‘They just need to cut down on Netflix, lattes and avocado toast.’
The future of the Telegraph newspaper has been thrown into speculation amid reports that the owner of the Daily and Sunday Telegraph could face being put into administration by Lloyds Banking Group.
It has now been revealed that both newspapers are to be put up for sale in an auction as a result of the owners losing control of their assets.
Multiple sources at the bank revealed to The Guardian that AlixPartners had been appointed to seize the shares owned by the Barclay family, and that the Telegraph titles and Spectator will now be moved to auction.
Last night The Times reported that a breakdown of talks over unpaid loans with the Barclay family, who own the newspaper’ parent company Telegraph Media Group (TMG), had resulted in the threat of administration from Lloyds.
Press Acquisitions is the company at risk, which owns the Telegraph Media Group and is controlled by the Barclay family, headed by the twin brothers Sir David and Sir Fredrick Barclay after they brought the newspaper in 2004.
According to The Times, sources indicated that unless talks resumed to come up with a deal over £65 million of loans racked up by the business, then insolvency practitioners would be appointed within days.
However, the Barclay family described the reports from their rival broadsheet as ‘unfounded and irresponsible’ and argued that the businesses in their portfolio ‘continue to trade strongly’.
A spokesperson for the Barclay family said: “The loans in question are related to the family’s overarching ownership structure of its Media Assets.
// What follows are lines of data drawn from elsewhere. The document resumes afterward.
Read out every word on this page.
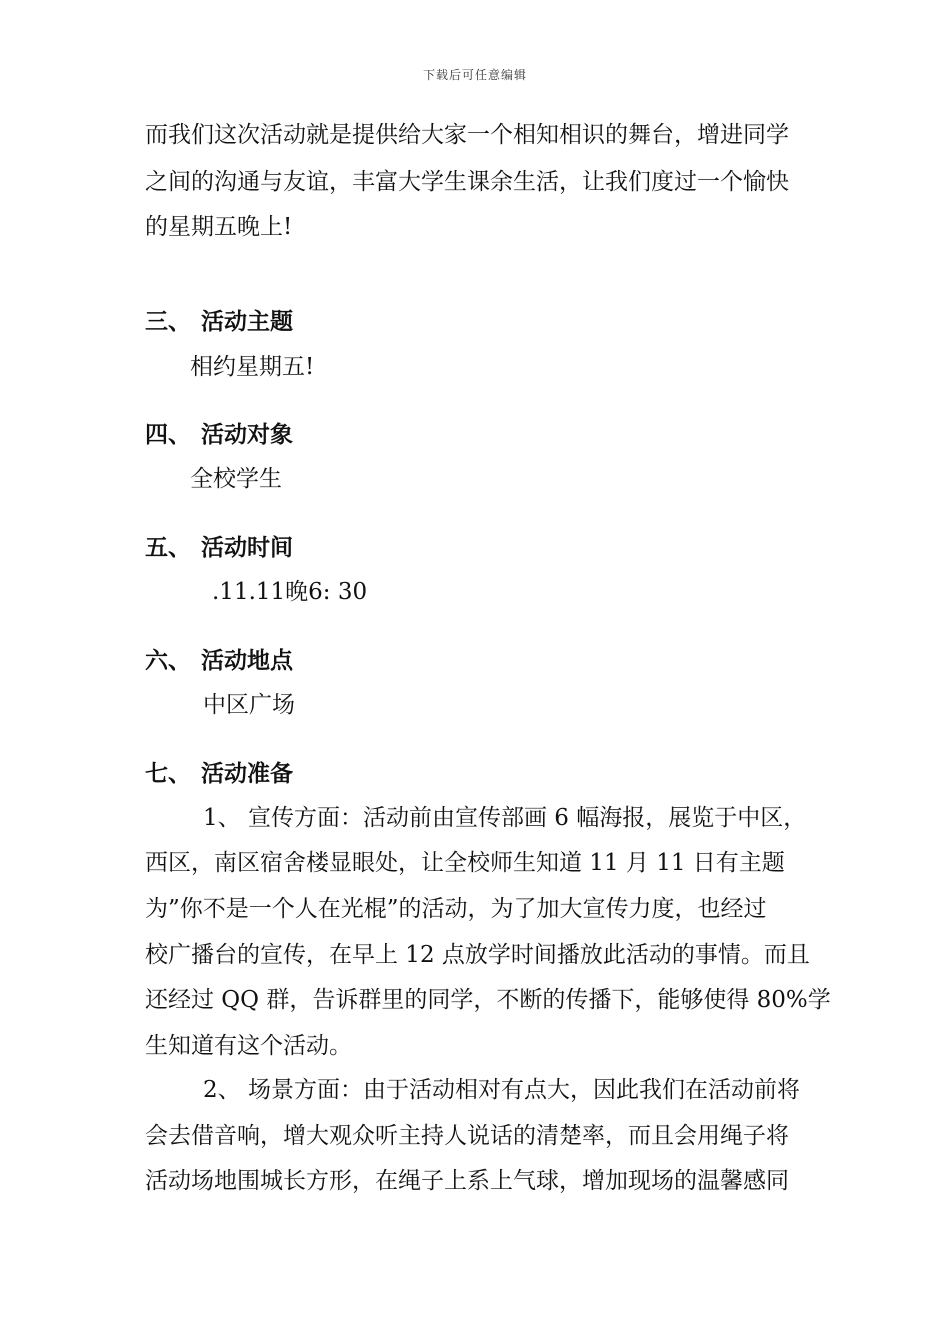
下载后可任意编辑
而我们这次活动就是提供给大家一个相知相识的舞台，增进同学
之间的沟通与友谊，丰富大学生课余生活，让我们度过一个愉快
的星期五晚上!
三、 活动主题
相约星期五!
四、 活动对象
全校学生
五、 活动时间
.11.11晚6: 30
六、 活动地点
中区广场
七、 活动准备
1、 宣传方面：活动前由宣传部画 6 幅海报，展览于中区，
西区，南区宿舍楼显眼处，让全校师生知道 11 月 11 日有主题
为”你不是一个人在光棍”的活动，为了加大宣传力度，也经过
校广播台的宣传，在早上 12 点放学时间播放此活动的事情。而且
还经过 QQ 群，告诉群里的同学，不断的传播下，能够使得 80%学
生知道有这个活动。
2、 场景方面：由于活动相对有点大，因此我们在活动前将
会去借音响，增大观众听主持人说话的清楚率，而且会用绳子将
活动场地围城长方形，在绳子上系上气球，增加现场的温馨感同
They do not, in any way, affect the operations or financial stability of Telegraph Media Group.”
But members of the public have been quick to offer advice to the owners of the conservative publication, based on the common narratives that the right-wing paper often offers to their readership.
On Twitter, one reader suggested ‘they just need to cut down on Netflix, lattes and avocado toast’, heeding the papers own advice, whilst someone else wrote that it, ‘seems the paper’s owners never bothered to read any of the Telegraph’s paeans to the importance of living within one’s means.’
Or perhaps they could use their penchant for blaming ‘wokeness’ on just about everything, as one Tweeter noted, ‘I think we are about to find out that it is “woke” to expect money lent to right wing newspapers to be paid back in a timely fashion.’
Others are lamenting the potential loss of the Brexit supporting paper, which was recently ripped apart for an article on ‘Brexit benefits’.
The Daily Telegraph also came under fire from a disability rights group last week, who have filed an IPSO complaint against an ‘appalling’ Daily Telegraph story title “Exactly how much of your salary bankrolls the welfare state”, which campaigners argue targets sick and disabled people as being unworthy of state support.
In response to the news of potential administration, broadcaster Jemma Forte Tweeted: “Which would mean no more headlines about Remainer mind viruses and the blob elite. How will we cope?”
Another Tweeter called the situation, ironic: “The paper that Boris Johnson worked for. The paper that backed Brexit. The paper never slow to advise how to run the economy or a business. Now possibly facing administration.
“How … how … well, ironic is the polite word.”